20101202

The Uncertainty Principle and the Death of Classical Mechanics

Hello Glenn,

Upon further consideration, I believe the Uncertainty Principle is somewhat correct. For example,

"Suppose that we want to measure the position and speed of an object — for example a car going through a radar speed trap. Naively, we assume that the car has a definite position and speed at a particular moment in time, and how accurately we can measure these values depends on the quality of our measuring equipment — if we improve the precision of our measuring equipment, we will get a result that is closer to the true value. In particular, we would assume that how precisely we measure the speed of the car does not affect its position, and vice versa."

Because every microcosm affects every other microcosm, any measuring device would have some effect on the microcosm being measured. In the case of the car and the radar gun, the effect would be infinitesimally small.

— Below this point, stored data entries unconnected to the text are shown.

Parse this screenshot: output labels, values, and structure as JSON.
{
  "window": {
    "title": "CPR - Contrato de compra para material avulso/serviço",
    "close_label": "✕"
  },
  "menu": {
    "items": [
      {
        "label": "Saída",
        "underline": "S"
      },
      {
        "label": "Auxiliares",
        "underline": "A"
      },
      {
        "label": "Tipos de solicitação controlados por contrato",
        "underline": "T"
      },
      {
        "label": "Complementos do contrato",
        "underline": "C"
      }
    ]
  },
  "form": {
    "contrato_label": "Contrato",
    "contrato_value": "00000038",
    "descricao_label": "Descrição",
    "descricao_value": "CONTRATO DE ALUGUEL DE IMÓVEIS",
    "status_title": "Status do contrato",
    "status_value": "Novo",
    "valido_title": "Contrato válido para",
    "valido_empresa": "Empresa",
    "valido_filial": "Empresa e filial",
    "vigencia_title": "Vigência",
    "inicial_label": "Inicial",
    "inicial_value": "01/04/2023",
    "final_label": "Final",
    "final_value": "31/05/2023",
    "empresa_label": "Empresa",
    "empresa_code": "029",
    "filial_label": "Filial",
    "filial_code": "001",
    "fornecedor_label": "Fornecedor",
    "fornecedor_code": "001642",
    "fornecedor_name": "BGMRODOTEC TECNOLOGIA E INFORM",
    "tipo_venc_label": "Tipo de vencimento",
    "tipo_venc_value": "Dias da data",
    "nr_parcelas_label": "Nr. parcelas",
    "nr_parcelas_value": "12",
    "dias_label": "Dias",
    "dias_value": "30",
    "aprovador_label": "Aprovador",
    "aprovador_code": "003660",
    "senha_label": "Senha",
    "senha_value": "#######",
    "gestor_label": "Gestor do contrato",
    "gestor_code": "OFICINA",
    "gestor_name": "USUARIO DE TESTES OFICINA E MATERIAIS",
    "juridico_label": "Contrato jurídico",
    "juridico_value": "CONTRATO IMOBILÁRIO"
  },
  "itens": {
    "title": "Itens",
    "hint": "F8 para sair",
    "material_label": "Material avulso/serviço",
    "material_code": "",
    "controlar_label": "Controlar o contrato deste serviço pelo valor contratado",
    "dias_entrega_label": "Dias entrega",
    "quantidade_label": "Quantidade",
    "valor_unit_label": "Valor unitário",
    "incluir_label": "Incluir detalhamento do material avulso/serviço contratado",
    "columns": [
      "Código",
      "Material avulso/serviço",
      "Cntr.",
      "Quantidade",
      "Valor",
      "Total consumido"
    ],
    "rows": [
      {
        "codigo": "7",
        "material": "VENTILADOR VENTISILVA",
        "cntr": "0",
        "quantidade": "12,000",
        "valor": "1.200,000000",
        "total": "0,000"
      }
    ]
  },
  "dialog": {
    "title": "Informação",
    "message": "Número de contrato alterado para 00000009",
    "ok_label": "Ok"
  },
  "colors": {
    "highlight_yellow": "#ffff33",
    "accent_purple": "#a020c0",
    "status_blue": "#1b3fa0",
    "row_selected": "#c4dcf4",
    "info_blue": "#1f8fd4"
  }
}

Nonetheless, there would be a very small distortion in the measurement.

However, in the case of electrons -- being measured with devices with accuracy no greater than an electron -- the distortions could be large. This is probably what Heisenberg encountered. The degree of uncertainty must always depend on the precision of the measuring device compared to the composition of the microcosm being measured.

Regards,

Steve



Steve:

Thanks for your comment. I disagree only a little bit—I would leave out the “somewhat.” The Uncertainty Principle is correct, as your examples clearly show. It is only the interpretation of what this means that could possibly be incorrect. As you know, there have been two different interpretations: 1. Uncertainty is an indication that Aristotle’s absolute chance actually occurs (the Copenhagen view) or 2. Uncertainty is a sign of observer ignorance (Bohm’s view). As I explained under UNCERTAINTY (in TSW), the first is indeterministic and incorrect and the second is deterministic and correct.

The development of the Uncertainty Principle actually meant that classical mechanics, being dependent on finite causality, was no longer valid, becoming particularly noticeable in the micro world. None of the equations of classical mechanics could produce perfectly precise results. The plus or minus in all experimental results was not an indication of nature’s probability, but an indication that nature was infinite. Being reluctant to face that ultimate conclusion, physicists trained in classical mechanics overwhelmingly favored the wrong interpretation, albeit with much argumentation based mostly on presuppositions, rather than assumptions. After the Uncertainty Principle, science had to be guided by infinite universal causality (CAUSALITY, in TSW). As classical determinists had maintained all along, there were causes for all effects. What they did not grasp was that, with the universe being infinitely subdividable, there were an infinite number of causes for all effects. Thus the erroneous Copenhagen view survives to this day merely because modern physics cannot embrace the assumption of INFINITY.